The U.S. Supreme Court demonstrated this week that its job is to determine what’s legal, not necessarily what’s right.
If it could apply a “what’s right” standard, it would throw out all 13 of North Carolina’s congressional districts. They’re a travesty, designed to produce rigged outcomes.
The results of last month’s elections prove their effectiveness. With 2.4 million Republican votes in congressional races statewide, the GOP elected 10 members of Congress — one for every 240,000 votes. With 2.1 million votes, Democrats elected three — one for every 700,000 votes. If there were ever a violation of the principle of “one man, one vote,” it happened in North Carolina.
That wasn’t the question before the Supreme Court Monday — although it should be. It heard arguments in McCrory v. Harris, an appeal of a lower-court decision that said North Carolina’s 1st and 12th congressional districts were drawn with race as their predominant factor in violation of constitutional principles.
The issues are legally muddy.
“Only one thing was really clear after the Supreme Court spent two hours on Monday trying anew to craft a workable constitutional standard for judging when redistricting maps are based too heavily upon the race of voters,” veteran court observer Lyle Denniston wrote on his Law News blog.
What was that? The justices are frustrated. So are we.
The two districts, created in 2011, contained majorities of black voters. The 12th included portions of Guilford County and is represented by Alma Adams, formerly of Greensboro.
The state defended the 1st District as necessary to meet Voting Rights Act requirements. Its lawyers admitted the 12th was crafted for political reasons: to fill it with as many Democrats as possible.
That’s the real complaint by plaintiffs. Republican legislators made those two districts, as well as the Triangle-based 4th District, heavily Democratic. In doing so, they left the state’s 10 other districts reliably Republican in how they vote.
The result of the elections was just as planned: In a state that’s closely divided, Republicans easily won 10 out of 13 U.S. House seats.
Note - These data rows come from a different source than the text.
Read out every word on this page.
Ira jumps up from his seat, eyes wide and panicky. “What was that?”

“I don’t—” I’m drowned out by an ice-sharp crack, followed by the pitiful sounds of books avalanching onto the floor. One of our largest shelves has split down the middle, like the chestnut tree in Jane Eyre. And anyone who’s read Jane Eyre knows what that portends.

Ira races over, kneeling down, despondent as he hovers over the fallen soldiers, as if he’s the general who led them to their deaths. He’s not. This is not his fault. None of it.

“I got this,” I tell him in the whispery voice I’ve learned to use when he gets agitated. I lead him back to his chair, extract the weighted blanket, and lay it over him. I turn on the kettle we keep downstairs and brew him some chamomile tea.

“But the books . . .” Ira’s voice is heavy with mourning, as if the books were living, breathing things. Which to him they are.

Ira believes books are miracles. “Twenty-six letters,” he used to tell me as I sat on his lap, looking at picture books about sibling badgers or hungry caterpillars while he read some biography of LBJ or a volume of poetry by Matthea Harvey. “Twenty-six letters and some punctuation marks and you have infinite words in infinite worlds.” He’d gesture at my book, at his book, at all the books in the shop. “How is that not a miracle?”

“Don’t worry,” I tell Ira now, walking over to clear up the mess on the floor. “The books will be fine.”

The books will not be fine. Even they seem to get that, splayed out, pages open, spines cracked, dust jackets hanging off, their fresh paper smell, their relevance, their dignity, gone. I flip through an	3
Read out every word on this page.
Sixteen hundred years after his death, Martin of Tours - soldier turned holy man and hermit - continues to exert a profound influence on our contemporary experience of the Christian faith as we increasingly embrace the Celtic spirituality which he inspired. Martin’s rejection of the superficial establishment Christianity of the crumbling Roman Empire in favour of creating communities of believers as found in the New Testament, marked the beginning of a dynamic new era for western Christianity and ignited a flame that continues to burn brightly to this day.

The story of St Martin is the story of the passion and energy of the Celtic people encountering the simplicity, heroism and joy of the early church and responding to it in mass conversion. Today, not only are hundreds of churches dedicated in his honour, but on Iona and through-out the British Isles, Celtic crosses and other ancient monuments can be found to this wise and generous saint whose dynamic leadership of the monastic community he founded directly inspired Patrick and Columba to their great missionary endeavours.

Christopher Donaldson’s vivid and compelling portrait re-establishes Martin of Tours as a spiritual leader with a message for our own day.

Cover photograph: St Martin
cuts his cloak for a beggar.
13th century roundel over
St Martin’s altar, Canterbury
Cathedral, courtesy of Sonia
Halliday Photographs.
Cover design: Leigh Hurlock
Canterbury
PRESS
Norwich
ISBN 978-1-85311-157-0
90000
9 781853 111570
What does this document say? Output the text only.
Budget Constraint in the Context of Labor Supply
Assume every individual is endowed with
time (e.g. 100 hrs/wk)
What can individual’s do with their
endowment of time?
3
They did it, not necessarily with better candidates, but by grouping voters in ways that give strong advantages to their party.
In the past, the Supreme Court has allowed gerrymandering for partisan purposes but not to discriminate against black voters. In a 2015 case from Alabama, however, it noted that party and race intersect when blacks vote heavily Democratic and whites generally favor Republicans, as they do in the South.
Justices admitted Monday that it’s very difficult to discern when legislators are acting with partisan or with racial motivations. They see a dilemma that promises to present itself again and again until they find a solution.
They should take another approach and apply the constitution’s equal protection clause to voters in general, not just to minority voters. When gerrymandering is used to dilute the voting power of any group, the rights of those people are violated.
Consider Guilford County, where about 60 percent of voters cast their ballots for Democrats last month. Yet the county, split between two congressional districts, will be represented by Republicans in Congress. Democratic voters — whether they’re black, white, Hispanic, Asian or other — are all denied a reasonable chance to elect someone who speaks for their views and interests in Washington.
Legislators tried to draw these districts to barely comply with legal requirements, but their objective was to predetermine election outcomes to favor one party at the expense of the other. That is an assault on democracy, it’s not right, and the court shouldn’t let it stand.